I am a huge believer of #leftoversarelife for the benefits of time, sanity, budget and waste. All of the family recipes in our menu range are designed to feed a family of four, twice, so that there are leftovers for lunch or a meal in the next few days.
One misconception people have of me is that because I work and adore food, that I cook and eat fancy meals. Sorry to disappoint, but I am known for a Sunday night scramble egg dish on sourdough and if a weeknight is in a frazzle, yoghurt, fruits and veggie sticks are devoured as a picnic for tea. Healthy doesn’t need to be fancy.
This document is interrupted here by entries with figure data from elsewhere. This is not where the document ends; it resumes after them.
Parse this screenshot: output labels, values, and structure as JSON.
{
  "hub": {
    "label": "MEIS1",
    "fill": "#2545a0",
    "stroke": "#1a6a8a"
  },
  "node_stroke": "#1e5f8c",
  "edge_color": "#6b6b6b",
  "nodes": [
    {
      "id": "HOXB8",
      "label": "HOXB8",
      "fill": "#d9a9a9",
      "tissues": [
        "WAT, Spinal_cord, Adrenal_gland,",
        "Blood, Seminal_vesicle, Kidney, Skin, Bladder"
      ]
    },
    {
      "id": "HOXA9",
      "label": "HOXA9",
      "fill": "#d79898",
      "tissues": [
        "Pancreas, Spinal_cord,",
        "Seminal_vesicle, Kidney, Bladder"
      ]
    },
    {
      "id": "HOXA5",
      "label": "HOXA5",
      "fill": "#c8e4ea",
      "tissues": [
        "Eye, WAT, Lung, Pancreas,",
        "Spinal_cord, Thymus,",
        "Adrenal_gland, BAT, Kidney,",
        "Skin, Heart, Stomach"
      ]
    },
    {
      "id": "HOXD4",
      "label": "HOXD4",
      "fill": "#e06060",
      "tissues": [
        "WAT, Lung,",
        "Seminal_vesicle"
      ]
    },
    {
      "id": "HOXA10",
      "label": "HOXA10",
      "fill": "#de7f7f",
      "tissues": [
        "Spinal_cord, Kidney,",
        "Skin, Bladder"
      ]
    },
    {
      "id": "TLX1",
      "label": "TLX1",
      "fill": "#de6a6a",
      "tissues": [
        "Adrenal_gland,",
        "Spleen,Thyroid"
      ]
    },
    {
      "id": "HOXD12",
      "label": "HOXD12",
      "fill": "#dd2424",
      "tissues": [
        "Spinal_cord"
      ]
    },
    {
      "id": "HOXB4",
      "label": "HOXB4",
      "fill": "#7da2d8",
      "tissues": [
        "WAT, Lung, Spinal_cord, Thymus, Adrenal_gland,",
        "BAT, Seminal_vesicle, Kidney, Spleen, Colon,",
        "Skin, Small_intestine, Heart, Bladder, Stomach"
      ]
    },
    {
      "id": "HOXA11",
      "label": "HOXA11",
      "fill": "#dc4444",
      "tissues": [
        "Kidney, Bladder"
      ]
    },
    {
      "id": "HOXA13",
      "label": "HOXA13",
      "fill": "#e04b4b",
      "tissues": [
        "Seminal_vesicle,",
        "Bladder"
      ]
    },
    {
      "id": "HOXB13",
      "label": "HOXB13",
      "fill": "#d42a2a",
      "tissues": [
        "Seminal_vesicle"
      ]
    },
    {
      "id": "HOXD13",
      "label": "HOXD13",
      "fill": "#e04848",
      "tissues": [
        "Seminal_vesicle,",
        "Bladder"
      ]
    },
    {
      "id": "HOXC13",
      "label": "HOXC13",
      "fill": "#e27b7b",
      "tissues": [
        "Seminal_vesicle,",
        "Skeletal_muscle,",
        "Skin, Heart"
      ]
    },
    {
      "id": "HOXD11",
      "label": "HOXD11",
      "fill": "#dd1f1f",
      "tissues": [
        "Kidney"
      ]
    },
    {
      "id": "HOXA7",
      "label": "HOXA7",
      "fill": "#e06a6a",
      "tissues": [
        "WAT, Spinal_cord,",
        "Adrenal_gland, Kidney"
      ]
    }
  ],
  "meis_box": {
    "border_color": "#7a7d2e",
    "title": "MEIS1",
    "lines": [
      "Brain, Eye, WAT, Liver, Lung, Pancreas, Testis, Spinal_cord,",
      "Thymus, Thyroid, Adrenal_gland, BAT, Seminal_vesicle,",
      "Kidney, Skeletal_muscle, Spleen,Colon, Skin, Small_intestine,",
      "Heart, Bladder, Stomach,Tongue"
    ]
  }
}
Simple whole foods are just as delicious and fabulous.
How do you suggest we teach our children about 'healthy' foods without creating shame (or intense lust!) about particular foods?
I try as much as possible to steer away from the use of the words “healthy” or “unhealthy” when talking with children about food. Food is food. Sure, there are better choices but focusing on them naturally creates desire. My aim with food education is to focus on the positive message and how the “better” foods make us feel, without calling them “better”. For instance, “I know you would like chocolate ice cream, but we normally don’t eat chocolate for breakfast because it won’t give us the energy to play and learn until morning tea. But perhaps we can have some on Friday, for movie night.” Or perhaps after a birthday party where your child has indulged and is going a little cray cray, “How are you feeling? Why do you think you might be feeling like this?” And then for the next party, “Remember when you ate that whole bowl of red lollies and the afternoon became a little crazy? Maybe this time listen to your body and when it says it is feeling full from the red lollies.” I very rarely say a complete no, as our children are learning about food. Learning about eating broccoli as much as learning about eating “unhealthy” foods too.